Toyota will provide free access to its virtual models

Toyota will provide free access to its virtual models

June 16, 2020 0 By autotimesnews

The Japanese automaker has announced that soon any automaker will be able to use the Total Human Model for Safety (THUMS) program.

Toyota Motor Corporation announced today that it will provide the free Total Human Model for Safety (THUMS) software as part of its Safe Mobility Society program from January 2021. THUMS is a virtual program for modeling the human body, designed for computer analysis of injuries sustained in collisions of vehicles. It is expected that free access to THUMS and its subsequent use by a wider range of users will increase the safety of cars around the world.

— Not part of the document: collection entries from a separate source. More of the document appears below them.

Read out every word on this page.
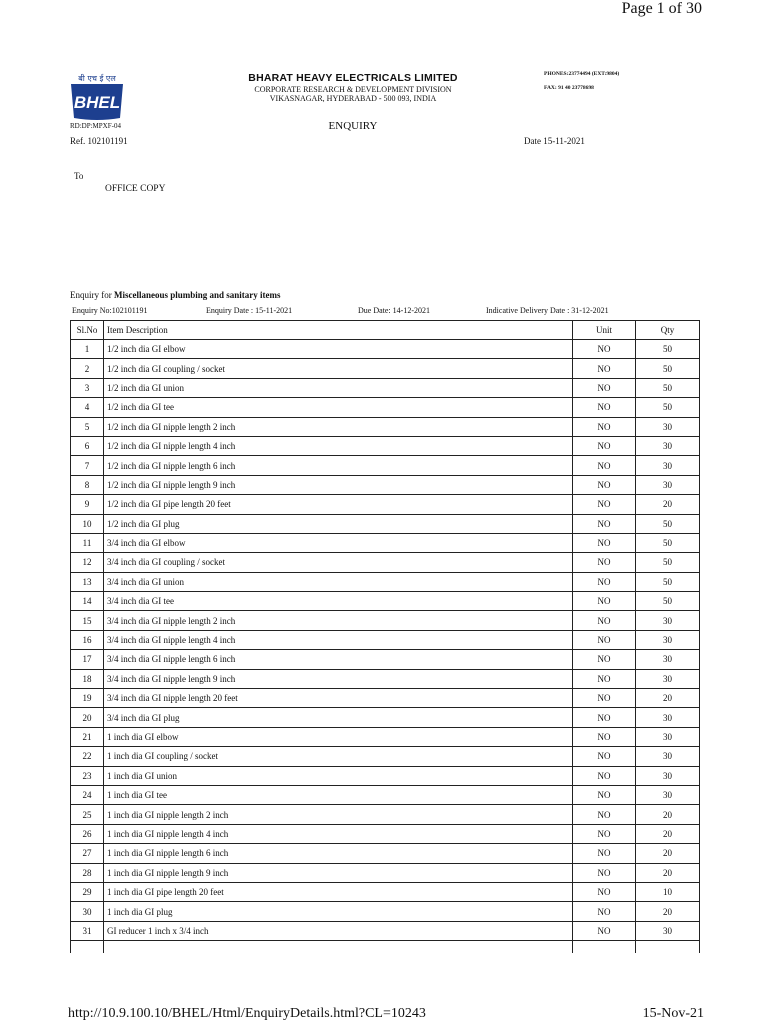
Page 1 of 30
बी एच ई एल
BHEL
BHARAT HEAVY ELECTRICALS LIMITED
CORPORATE RESEARCH & DEVELOPMENT DIVISION
VIKASNAGAR, HYDERABAD - 500 093, INDIA
PHONES:23774494 (EXT:9804)
FAX: 91 40 23778698
RD:DP:MPXF-04	ENQUIRY
Ref. 102101191	Date 15-11-2021
To
OFFICE COPY
Enquiry for Miscellaneous plumbing and sanitary items
Enquiry No:102101191	Enquiry Date : 15-11-2021	Due Date: 14-12-2021	Indicative Delivery Date : 31-12-2021
Sl.No	Item Description	Unit	Qty
1	1/2 inch dia GI elbow	NO	50
2	1/2 inch dia GI coupling / socket	NO	50
3	1/2 inch dia GI union	NO	50
4	1/2 inch dia GI tee	NO	50
5	1/2 inch dia GI nipple length 2 inch	NO	30
6	1/2 inch dia GI nipple length 4 inch	NO	30
7	1/2 inch dia GI nipple length 6 inch	NO	30
8	1/2 inch dia GI nipple length 9 inch	NO	30
9	1/2 inch dia GI pipe length 20 feet	NO	20
10	1/2 inch dia GI plug	NO	50
11	3/4 inch dia GI elbow	NO	50
12	3/4 inch dia GI coupling / socket	NO	50
13	3/4 inch dia GI union	NO	50
14	3/4 inch dia GI tee	NO	50
15	3/4 inch dia GI nipple length 2 inch	NO	30
16	3/4 inch dia GI nipple length 4 inch	NO	30
17	3/4 inch dia GI nipple length 6 inch	NO	30
18	3/4 inch dia GI nipple length 9 inch	NO	30
19	3/4 inch dia GI nipple length 20 feet	NO	20
20	3/4 inch dia GI plug	NO	30
21	1 inch dia GI elbow	NO	30
22	1 inch dia GI coupling / socket	NO	30
23	1 inch dia GI union	NO	30
24	1 inch dia GI tee	NO	30
25	1 inch dia GI nipple length 2 inch	NO	20
26	1 inch dia GI nipple length 4 inch	NO	20
27	1 inch dia GI nipple length 6 inch	NO	20
28	1 inch dia GI nipple length 9 inch	NO	20
29	1 inch dia GI pipe length 20 feet	NO	10
30	1 inch dia GI plug	NO	20
31	GI reducer 1 inch x 3/4 inch	NO	30

http://10.9.100.10/BHEL/Html/EnquiryDetails.html?CL=10243	15-Nov-21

Designed to facilitate research and development in vehicle safety technology in collaboration with Toyota Central R & D Labs, THUMS was the world’s first virtual human body modeling program. Its launch took place in 2000. It allowed to model and analyze injuries caused by vehicle collisions. Since then, and until the latest version released last year, it has been constantly evolving, adding models of the human body with different sexes, ages and physiques, which include skeletal structures, the brain, internal organs and muscles. Compared to the dummies used in physical collisions of vehicles, THUMS is able to analyze in more detail injuries associated with a collision.

THUMS is currently used in vehicle safety research by more than 100 automobile manufacturers, suppliers, universities, research institutes and other organizations in Japan and abroad. The program is used to research and develop many different safety technologies, such as seat belts, airbags and vehicle designs, which help reduce the risk of injuries when vehicles collide with pedestrians. Vehicle safety assessment organizations are also currently considering using THUMS for virtual testing in their future assessments.

Providing free access to THUMS will not only allow more people to use the program in their vehicle safety research, but also improve the usability of the software, as users themselves improve models and share results with others.